Hi CentOS team,
By the RPM spec files, (https://gitlab.com/redhat/centos-stream/rpms/systemd/-/blob/c9s/systemd.spec...), FIDO2 support is disabled in systemd. FIDO2 support is very useful for automatic decryption of LUKS partitions with systemd-cryptsetup. This would allow for external security keys (such as a Yubikey) to decrypt drives with no user interaction. Currently, the current systemd configuration supports only TPM and GPG. In older devices that don't support TPM, the only option for no-interaction FDE decryption is to use GPG (which still requires a key access password to be remotely secure).

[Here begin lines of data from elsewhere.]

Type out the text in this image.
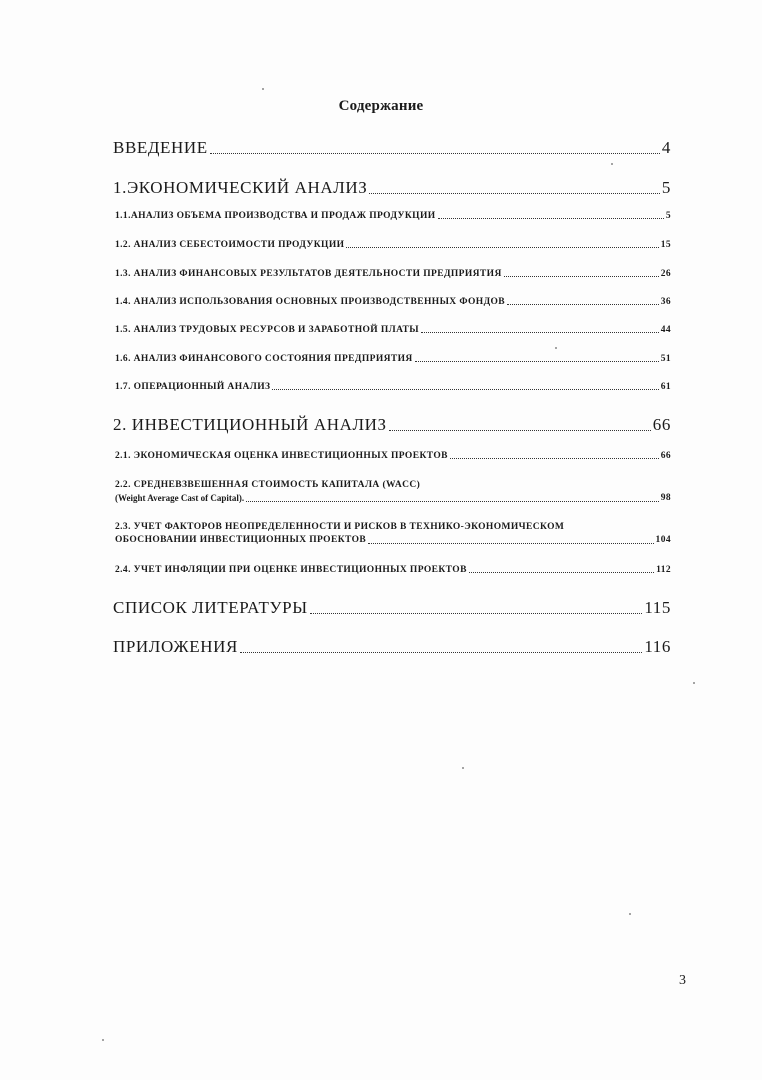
Содержание
ВВЕДЕНИЕ	4
1.ЭКОНОМИЧЕСКИЙ АНАЛИЗ	5
1.1.АНАЛИЗ ОБЪЕМА ПРОИЗВОДСТВА И ПРОДАЖ ПРОДУКЦИИ	5
1.2. АНАЛИЗ СЕБЕСТОИМОСТИ ПРОДУКЦИИ	15
1.3. АНАЛИЗ ФИНАНСОВЫХ РЕЗУЛЬТАТОВ ДЕЯТЕЛЬНОСТИ ПРЕДПРИЯТИЯ	26
1.4. АНАЛИЗ ИСПОЛЬЗОВАНИЯ ОСНОВНЫХ ПРОИЗВОДСТВЕННЫХ ФОНДОВ	36
1.5. АНАЛИЗ ТРУДОВЫХ РЕСУРСОВ И ЗАРАБОТНОЙ ПЛАТЫ	44
1.6. АНАЛИЗ ФИНАНСОВОГО СОСТОЯНИЯ ПРЕДПРИЯТИЯ	51
1.7. ОПЕРАЦИОННЫЙ АНАЛИЗ	61
2. ИНВЕСТИЦИОННЫЙ АНАЛИЗ	66
2.1. ЭКОНОМИЧЕСКАЯ ОЦЕНКА ИНВЕСТИЦИОННЫХ ПРОЕКТОВ	66
2.2. СРЕДНЕВЗВЕШЕННАЯ СТОИМОСТЬ КАПИТАЛА (WACC)
(Weight Average Cast of Capital).	98
2.3. УЧЕТ ФАКТОРОВ НЕОПРЕДЕЛЕННОСТИ И РИСКОВ В ТЕХНИКО-ЭКОНОМИЧЕСКОМ
ОБОСНОВАНИИ ИНВЕСТИЦИОННЫХ ПРОЕКТОВ	104
2.4. УЧЕТ ИНФЛЯЦИИ ПРИ ОЦЕНКЕ ИНВЕСТИЦИОННЫХ ПРОЕКТОВ	112
СПИСОК ЛИТЕРАТУРЫ	115
ПРИЛОЖЕНИЯ	116
3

As far as I can tell, there is no barrier to enable FIDO2 support. Please let me know if I am mistaken.
Thanks, Ersei
On Fri, Jan 20, 2023 at 3:00 PM Ersei Saggi via CentOS-devel centos-devel@centos.org wrote:
Hi CentOS team,
By the RPM spec files, (https://gitlab.com/redhat/centos-stream/rpms/systemd/-/blob/c9s/systemd.spec...), FIDO2 support is disabled in systemd. FIDO2 support is very useful for automatic decryption of LUKS partitions with systemd-cryptsetup. This would allow for external security keys (such as a Yubikey) to decrypt drives with no user interaction. Currently, the current systemd configuration supports only TPM and GPG. In older devices that don't support TPM, the only option for no-interaction FDE decryption is to use GPG (which still requires a key access password to be remotely secure).
As far as I can tell, there is no barrier to enable FIDO2 support. Please let me know if I am mistaken.
The barrier is that Red Hat would need to validate and support FIDO2 in Red Hat Enterprise Linux as CentOS Stream is the upstream of RHEL. I believe some teams are looking into this, but I'm not sure what the progress is.